Di usia Aldi yang ke 6 bulan, ada keinginan untuk bekerja. Saya ingin PTT, karena konon kabarnya dengan PTT akan banyak ‘kemudahan’ di masa depan, termasuk ketika mengambil spesialisasi (tapi ini tidak mutlak). Saya berembuk dengan suami, dan alhamdulillah beliau setuju dan meridhoi. Jadilah saya PTT di daerah terpencil. Dan seperti ibu lainnya Aldi saya titipkan dengan babysitter di rumah. Ternyata perang batin yang saya rasakan ketika meninggalkan anak di rumah hanya dengan babysitter sangat luar biasa, apalagi ketika si kecil sedang sakit. So, this is how u feel mothers, menjadi working mother itu tidak gampang karena yang dikorbankan luar biasa : perasaan!

Bekerja sebagai dokter PTT di daerah terpencil, membuka mata batin saya, bahwasanya tenaga kesehatan masih sangat dibutuhkan. Mengobati pasien, melihat mereka sehat, rasanya puas sekali. Dihargai masyarakat, diberi buah tangan sebagai ucapan terima kasih bahkan didoakan oleh mereka membuat saya merasa ‘berguna’. Ya, bekerja dengan hati membuat semua terasa indah.

Setahun berlalu, saya putuskan untuk tak lagi memperpanjang PTT saya, padahal letak yang strategis dengan suasana yang kondusif serta gaji yang lumayan besar harusnya membuat saya sangat betah bekerja. Tapi demi anak saya rela melepas kenyamanan tersebut. Dan karena babysitter yang sudah 2x ganti dan yang terakhir minta mundur, saya mantapkan untuk berhenti. Ya, asisten rumah tangga (ART) atau babysitter di zaman sekarang emang sangat sulit dicari, boro-boro mikir yang baik budi pekertinya, udah mau aja syukur, huff.

Kini, saya kembali menjadi ibu rumah tangga, bahagia pasti. Mengurus anak, melihat dia tumbuh, menjadi orang pertama yang melihat perkembangannya, tak akan pernah terganti dan terulang. Pengorbanan? Ya pasti ada, kenyamanan dan aktualisasi diri ketika bekerja dan ‘uang jajan’ kini tak ada lagi. Saya harus puas dengan pendapatan suami saja. That’s life penuh dengan pilihan. Saya sudah memilih jalan ini, saya tidak pernah malu menjadi ibu rumah tangga, yang bekerja 24 jam dalam seminggu, non stop, karena bayarannya sangat tinggi yaitu : CINTA.

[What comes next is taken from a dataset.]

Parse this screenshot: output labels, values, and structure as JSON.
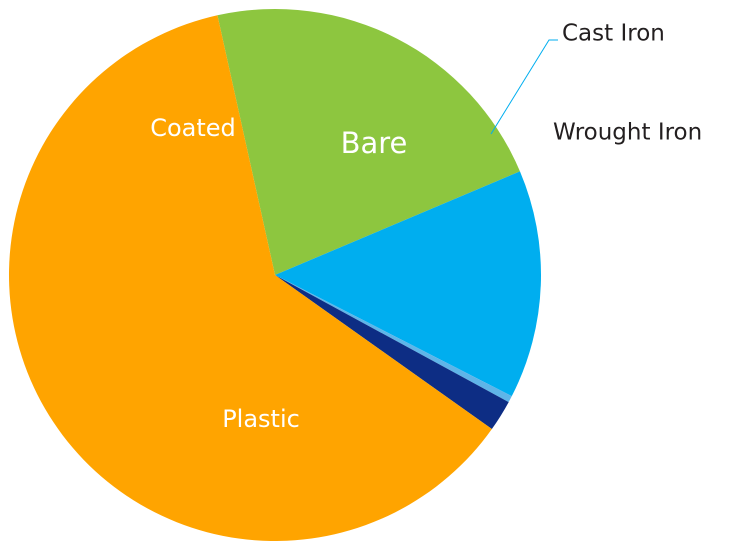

So, ketika orang berdebat siapa yang lebih hebat apakah full time mother atau working mother. Jawaban saya, semua hebat! Semua ada kelebihan dan kekurangan. Semua insya Allah atas kepentingan keluarga dan insya Allah pahala ganjarannya. Yang menjadi tidak baik adalah ketika ibu rumah tangga tidak menjalankan tugasnya dan ibu bekerja yang tak lagi menghiraukan keluarganya.

In the end, saya gak tau bagaimana masa depan saya, apakah akan kembali bersekolah dan bekerja atau selamanya menjadi full time mother. Yang saya tau, saya ingin melakukan yang terbaik saat ini, menikmati apa yang ada dihadapan saya sekarang. Karena sangatlah merugi kalau saya mengeluh ini-itu, atau terus berandai begini begitu, toh hidup gak ada yang sempurna kan moms. Jadi, bagi yang masih galau memilih diantara dua profesi ini, tetap pikirkan yang terbaik, baik untuk diri sendiri dan keluarga tentunya. Dan setelah memilih enjoy saja, jadikan setiap kegiatan kita sebagai ibadah as a full time mother or a working mother.